Di fronte a questo scenario, qual è l'appello de iLMeteo per chi aveva programmato un weekend sulla neve?
"Il nostro appello è perentorio e non ammette deroghe: in queste condizioni, il fuoripista è assolutamente vietato. Non è un consiglio, è una questione di responsabilità civile. Rimanere sulle piste battute è d'obbligo, non solo per tutelare la propria sicurezza personale, ma soprattutto per salvaguardare la vita dei soccorritori. Troppo spesso queste squadre si trovano a dover operare in situazioni estreme e rischiano la propria vita a causa di gravi imprudenze altrui. La montagna va amata, ma soprattutto rispettata."

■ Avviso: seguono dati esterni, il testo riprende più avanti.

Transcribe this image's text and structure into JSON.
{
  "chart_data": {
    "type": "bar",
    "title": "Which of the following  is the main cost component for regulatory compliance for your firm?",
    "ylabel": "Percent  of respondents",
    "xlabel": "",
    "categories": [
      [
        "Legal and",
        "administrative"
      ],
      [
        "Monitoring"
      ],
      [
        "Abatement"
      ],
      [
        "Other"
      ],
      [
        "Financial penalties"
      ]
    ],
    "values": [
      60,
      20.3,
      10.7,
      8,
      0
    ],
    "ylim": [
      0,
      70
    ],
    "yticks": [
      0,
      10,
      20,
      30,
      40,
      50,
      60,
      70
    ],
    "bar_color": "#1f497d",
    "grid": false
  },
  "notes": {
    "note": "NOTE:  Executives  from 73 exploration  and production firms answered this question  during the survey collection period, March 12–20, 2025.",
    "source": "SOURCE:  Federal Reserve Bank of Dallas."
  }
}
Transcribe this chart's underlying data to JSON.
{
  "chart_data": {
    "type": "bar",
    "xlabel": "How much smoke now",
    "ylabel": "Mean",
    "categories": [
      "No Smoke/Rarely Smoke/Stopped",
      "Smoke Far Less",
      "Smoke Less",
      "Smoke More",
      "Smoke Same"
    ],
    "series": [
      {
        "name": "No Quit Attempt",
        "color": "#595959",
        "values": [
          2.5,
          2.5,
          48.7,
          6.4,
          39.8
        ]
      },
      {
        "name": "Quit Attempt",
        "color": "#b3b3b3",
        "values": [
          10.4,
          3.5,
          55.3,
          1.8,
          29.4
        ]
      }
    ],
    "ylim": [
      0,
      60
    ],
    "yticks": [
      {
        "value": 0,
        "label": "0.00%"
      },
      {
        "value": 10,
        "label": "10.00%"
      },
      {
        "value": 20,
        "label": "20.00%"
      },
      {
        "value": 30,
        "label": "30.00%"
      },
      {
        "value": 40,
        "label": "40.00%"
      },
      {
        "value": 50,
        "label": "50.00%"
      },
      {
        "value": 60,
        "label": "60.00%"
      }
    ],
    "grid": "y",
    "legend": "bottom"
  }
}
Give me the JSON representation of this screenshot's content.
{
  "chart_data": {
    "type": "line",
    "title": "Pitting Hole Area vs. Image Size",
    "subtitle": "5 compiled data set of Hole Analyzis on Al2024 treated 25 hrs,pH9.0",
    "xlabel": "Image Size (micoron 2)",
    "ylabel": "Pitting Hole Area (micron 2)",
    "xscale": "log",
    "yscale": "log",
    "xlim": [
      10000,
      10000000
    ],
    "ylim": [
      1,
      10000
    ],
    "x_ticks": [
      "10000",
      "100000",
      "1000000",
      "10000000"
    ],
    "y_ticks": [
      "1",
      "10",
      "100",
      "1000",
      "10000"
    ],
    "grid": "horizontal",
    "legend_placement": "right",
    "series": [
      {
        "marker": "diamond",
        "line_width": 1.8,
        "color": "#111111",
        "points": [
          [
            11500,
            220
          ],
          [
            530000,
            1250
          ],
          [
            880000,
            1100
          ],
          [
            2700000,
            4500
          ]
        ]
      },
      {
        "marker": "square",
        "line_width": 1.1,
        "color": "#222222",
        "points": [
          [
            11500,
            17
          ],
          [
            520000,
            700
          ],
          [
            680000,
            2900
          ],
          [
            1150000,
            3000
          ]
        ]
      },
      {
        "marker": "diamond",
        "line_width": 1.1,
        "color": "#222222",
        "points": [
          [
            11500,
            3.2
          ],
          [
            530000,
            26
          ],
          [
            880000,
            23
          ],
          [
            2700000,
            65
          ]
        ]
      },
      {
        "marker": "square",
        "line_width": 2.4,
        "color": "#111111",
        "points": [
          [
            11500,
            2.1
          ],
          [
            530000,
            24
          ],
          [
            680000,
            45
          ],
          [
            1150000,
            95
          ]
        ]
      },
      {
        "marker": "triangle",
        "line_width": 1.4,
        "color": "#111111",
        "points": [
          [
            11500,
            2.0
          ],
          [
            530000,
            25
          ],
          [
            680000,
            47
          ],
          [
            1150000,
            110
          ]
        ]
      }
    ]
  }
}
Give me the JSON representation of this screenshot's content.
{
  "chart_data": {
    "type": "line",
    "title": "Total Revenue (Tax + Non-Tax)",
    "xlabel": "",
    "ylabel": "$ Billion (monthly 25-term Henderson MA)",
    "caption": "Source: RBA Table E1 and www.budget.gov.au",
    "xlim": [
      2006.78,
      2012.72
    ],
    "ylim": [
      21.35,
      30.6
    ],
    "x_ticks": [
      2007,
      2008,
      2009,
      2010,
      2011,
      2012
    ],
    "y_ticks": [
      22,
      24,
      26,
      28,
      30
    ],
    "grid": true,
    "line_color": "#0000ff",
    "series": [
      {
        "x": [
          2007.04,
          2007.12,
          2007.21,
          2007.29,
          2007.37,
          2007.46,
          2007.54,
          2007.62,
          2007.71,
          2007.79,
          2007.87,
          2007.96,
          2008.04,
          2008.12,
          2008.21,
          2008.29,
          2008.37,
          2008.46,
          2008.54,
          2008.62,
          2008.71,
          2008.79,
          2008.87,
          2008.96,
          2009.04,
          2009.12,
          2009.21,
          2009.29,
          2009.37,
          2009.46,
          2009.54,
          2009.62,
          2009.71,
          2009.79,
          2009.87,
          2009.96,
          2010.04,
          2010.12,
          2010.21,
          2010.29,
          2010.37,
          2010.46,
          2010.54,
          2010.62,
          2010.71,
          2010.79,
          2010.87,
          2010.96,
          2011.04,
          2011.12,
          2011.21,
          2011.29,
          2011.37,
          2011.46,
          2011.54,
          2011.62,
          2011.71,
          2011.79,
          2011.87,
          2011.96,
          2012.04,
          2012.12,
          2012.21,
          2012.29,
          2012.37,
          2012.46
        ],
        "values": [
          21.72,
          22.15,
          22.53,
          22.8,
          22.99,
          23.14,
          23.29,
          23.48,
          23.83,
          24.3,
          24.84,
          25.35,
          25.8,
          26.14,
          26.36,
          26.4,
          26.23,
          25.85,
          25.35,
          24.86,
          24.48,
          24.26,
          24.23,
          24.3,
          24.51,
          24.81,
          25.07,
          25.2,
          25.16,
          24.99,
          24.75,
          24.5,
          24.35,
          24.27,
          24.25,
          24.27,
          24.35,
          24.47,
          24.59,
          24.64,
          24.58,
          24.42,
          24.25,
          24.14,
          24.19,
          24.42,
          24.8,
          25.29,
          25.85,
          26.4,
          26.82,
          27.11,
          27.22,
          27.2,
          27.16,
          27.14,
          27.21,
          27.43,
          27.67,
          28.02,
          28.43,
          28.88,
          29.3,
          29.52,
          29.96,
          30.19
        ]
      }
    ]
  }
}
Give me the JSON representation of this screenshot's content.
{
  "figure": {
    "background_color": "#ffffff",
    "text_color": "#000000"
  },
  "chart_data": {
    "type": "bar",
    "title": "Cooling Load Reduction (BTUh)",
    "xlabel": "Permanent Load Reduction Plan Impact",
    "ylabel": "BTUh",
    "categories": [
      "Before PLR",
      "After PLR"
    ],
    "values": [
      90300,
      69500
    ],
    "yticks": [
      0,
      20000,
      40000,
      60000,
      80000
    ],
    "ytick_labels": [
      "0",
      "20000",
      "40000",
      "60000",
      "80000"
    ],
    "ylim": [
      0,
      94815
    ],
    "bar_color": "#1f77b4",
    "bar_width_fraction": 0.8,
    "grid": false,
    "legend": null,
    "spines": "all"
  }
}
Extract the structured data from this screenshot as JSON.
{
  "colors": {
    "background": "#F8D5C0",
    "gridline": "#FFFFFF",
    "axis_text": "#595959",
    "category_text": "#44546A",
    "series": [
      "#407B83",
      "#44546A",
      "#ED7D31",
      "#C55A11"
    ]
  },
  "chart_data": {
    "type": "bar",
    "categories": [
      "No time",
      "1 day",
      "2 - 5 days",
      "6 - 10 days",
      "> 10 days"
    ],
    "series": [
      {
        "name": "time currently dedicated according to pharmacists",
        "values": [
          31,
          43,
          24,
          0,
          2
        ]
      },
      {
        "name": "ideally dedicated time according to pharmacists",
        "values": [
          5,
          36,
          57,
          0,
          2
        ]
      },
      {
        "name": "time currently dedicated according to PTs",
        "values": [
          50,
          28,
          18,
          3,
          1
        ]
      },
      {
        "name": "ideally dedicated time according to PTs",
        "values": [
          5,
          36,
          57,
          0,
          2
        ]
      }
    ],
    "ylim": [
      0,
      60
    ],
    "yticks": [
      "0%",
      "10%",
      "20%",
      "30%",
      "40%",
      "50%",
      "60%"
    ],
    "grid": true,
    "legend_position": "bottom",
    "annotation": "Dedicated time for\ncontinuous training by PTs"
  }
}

"Al momento resteremo prigionieri dell'Anticiclone Africano. Dal punto di vista meteorologico, non ci resta che stringere i denti e aspettare la seconda settimana di Marzo. I nostri modelli a lungo termine indicano che in quel periodo non è escluso un cambiamento repentino della circolazione atmosferica a livello europeo. Fino ad allora, prepariamoci a vivere giornate dal sapore tipicamente primaverile."